In accordance with the invention, a capping apparatus is provided for joining a hollow flexible container and a threaded closure. The apparatus comprises a container receptacle configured to engage a flexible container having a threaded generally cylindrical neck, the neck having a central container neck axis. A closure receptacle is configured to engage a closure in a position adjacent the container neck and coaxially aligned with the container neck axis. A drive is operably connected to at least one of the container receptacle and the closure receptacle. The drive is operable to rotate at least one of the container receptacle and the closure receptacle around the container neck axis to threadedly engage the container neck and closure. A source of pressurized gas is configured to fluidly communicate with an interior of the flexible container. The pressurized gas inflates the flexible container and causes the container to positively engage the container receptacle. Inflation also causes the flexible container to resist deformation under torque loads resulting from threaded engagement of the container neck and closure.

According to another aspect of the invention, the container receptacle is rotationally mounted and the closure receptacle is configured to support a closure against rotation. The drive is operably connected to the container receptacle and is operable to rotate the container receptacle around the container neck axis.

According to another aspect of the invention, the container receptacle includes a container receptacle detent configured to engage a container detent formed in the flexible container. The detents engage each other when the flexible container is seated in the container receptacle.

According to another aspect of the invention, the container receptacle detent comprises a male step notch configured to complement and engage a female step notch formed in a base of the container. The engagement between the male and female step notches allows the container receptacle to positively rotate the container seated within it.

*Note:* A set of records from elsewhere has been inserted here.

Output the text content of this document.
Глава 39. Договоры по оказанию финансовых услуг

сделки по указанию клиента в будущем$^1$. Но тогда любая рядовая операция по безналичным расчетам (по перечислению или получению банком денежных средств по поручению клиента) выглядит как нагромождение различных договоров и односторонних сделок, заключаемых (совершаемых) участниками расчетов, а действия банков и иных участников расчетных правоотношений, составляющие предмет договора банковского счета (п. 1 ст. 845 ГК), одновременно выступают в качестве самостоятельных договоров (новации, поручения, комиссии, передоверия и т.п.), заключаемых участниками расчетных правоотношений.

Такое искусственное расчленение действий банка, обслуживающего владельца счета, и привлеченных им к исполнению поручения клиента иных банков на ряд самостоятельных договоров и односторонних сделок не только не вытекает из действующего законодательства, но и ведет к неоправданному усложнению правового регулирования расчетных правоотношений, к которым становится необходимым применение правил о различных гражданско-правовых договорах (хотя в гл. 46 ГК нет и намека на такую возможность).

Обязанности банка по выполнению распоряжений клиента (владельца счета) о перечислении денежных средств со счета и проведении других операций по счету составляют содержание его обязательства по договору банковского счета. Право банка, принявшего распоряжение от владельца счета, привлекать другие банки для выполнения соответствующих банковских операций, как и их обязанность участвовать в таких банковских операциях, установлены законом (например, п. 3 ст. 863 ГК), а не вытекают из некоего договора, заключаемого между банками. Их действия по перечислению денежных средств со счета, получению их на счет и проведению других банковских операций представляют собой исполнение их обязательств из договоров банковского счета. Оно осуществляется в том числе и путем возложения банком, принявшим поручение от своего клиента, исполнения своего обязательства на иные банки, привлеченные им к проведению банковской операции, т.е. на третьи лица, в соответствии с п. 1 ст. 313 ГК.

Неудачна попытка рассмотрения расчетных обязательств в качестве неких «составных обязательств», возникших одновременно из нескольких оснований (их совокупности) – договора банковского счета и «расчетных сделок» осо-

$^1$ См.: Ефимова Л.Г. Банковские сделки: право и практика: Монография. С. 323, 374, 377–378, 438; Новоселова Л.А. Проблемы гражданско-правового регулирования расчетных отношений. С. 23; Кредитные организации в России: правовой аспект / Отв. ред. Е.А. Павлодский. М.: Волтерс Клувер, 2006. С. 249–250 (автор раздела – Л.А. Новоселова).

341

According to another aspect of the invention, the container receptacle includes a generally cylindrical drive sleeve configured to receive the base end of the flexible container. The male step notch is formed into an inner end wall of the drive sleeve. The drive sleeve is shaped to complement the exterior dimensions of the flexible container when the flexible container is at least partially inflated.

According to another aspect of the invention, the container receptacle includes a hollow needle configured to pierce the flexible container. The hollow needle is fluidly communicable with the source of pressurized gas and feeds the gas from the source into the flexible container.

According to another aspect of the invention, the container receptacle includes a piston supported for reciprocal movement in a cylinder disposed adjacent the drive sleeve. The hollow needle is supported in the piston along a central axis of the piston. The needle and piston are movable between a retracted position and a protracted position. The needle protrudes into the drive sleeve in the protracted position.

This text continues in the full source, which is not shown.